– Ograniczamy dostępność amantadyny poza wskazaniami medycznymi do jej stosowania – powiedział w środę 8 grudnia rzecznik resortu zdrowia Wojciech Andrusiewicz.
W opublikowanym w środę (08.12) obwieszczeniu resortu podano, że od 10 grudnia liczba wydawanego na jednego pacjenta w aptece ogólnodostępnej lub punkcie aptecznym produktu leczniczego Viregyt-K (Amantadini hydrochloridum) zostanie ograniczona do nie więcej niż 3 opakowań po 50 kapsułek na 30 dni.
Wskazano też, że Viregyt-K, może być ordynowany i wydawany wyłącznie w następujących wskazaniach objętych refundacją: choroba i zespół Parkinsona oraz dyskineza późna u osób dorosłych – leczenie.
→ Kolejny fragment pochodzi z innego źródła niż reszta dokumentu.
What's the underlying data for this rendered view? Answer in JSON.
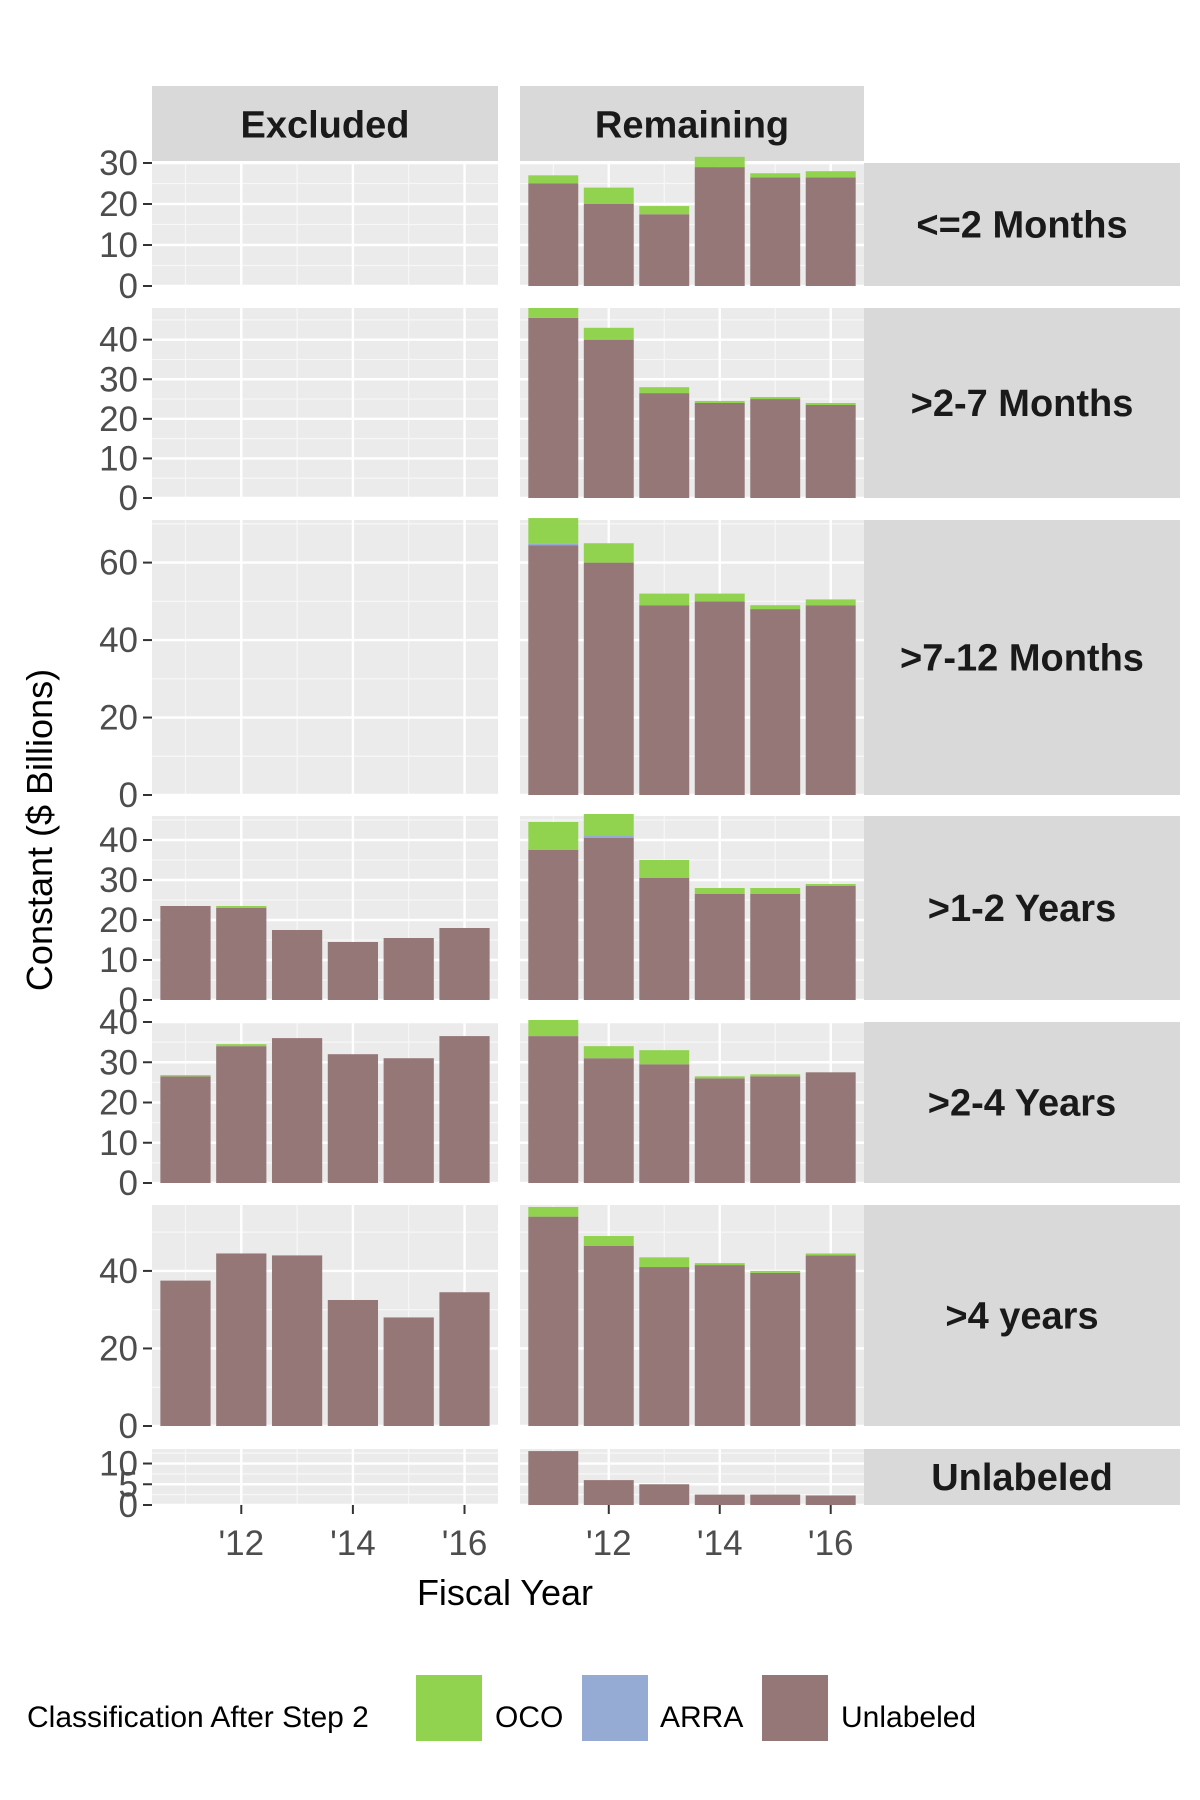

Rzecznik resortu pytany o uzasadnienie tych działań wyjaśnił, że chodzi o ograniczenie dostępności amantadyny poza wskazaniami medycznymi do jej stosowania. – Chcemy w pełni zabezpieczyć produkt dla pacjentów ze wskazaniami, czyli chorobą Parkinsona i dyskinezą późną u osób dorosłych. Niestety w ostatnim czasie, zbyt dużo tego produktu było sprzedawane poza wskazaniami medycznymi – dodał.
W związku z potrzebą leczenia COVID-19 i brakiem leków o znanej skuteczności, od początku pandemii lekarze i naukowcy próbują wykorzystać istniejące leki na inne choroby. Jednym z kandydatów jest amantadyna.
Badania kliniczne nad wykorzystaniem amantadyny w leczeniu COVID prowadzone są obecnie w Polsce przez dwa podmioty – Samodzielny Publiczny Szpital Kliniczny nr 4 w Lublinie oraz Górnośląskie Centrum Medyczne im. prof. Leszka Gieca w Katowicach.
Kierujący badaniami w Lublinie szef Kliniki Neurologii SPSK4 przy ul. Jaczewskiego, profesor Konrad Rejdak, mówił Radiu Lublin, że na razie jest jeszcze za wcześnie, żeby mówić o wynikach.
CZYTAJ: Amantadyna w walce z COVID? W Lublinie trwają badania
– Na ten moment badania nie potwierdzają skuteczności leku. Jednocześnie przedstawienie wstępnych wyników będzie możliwe po osiągnięciu statystycznie istotnej liczby zrekrutowanych i przebadanych pacjentów – mówił w poniedziałek Andrusiewicz.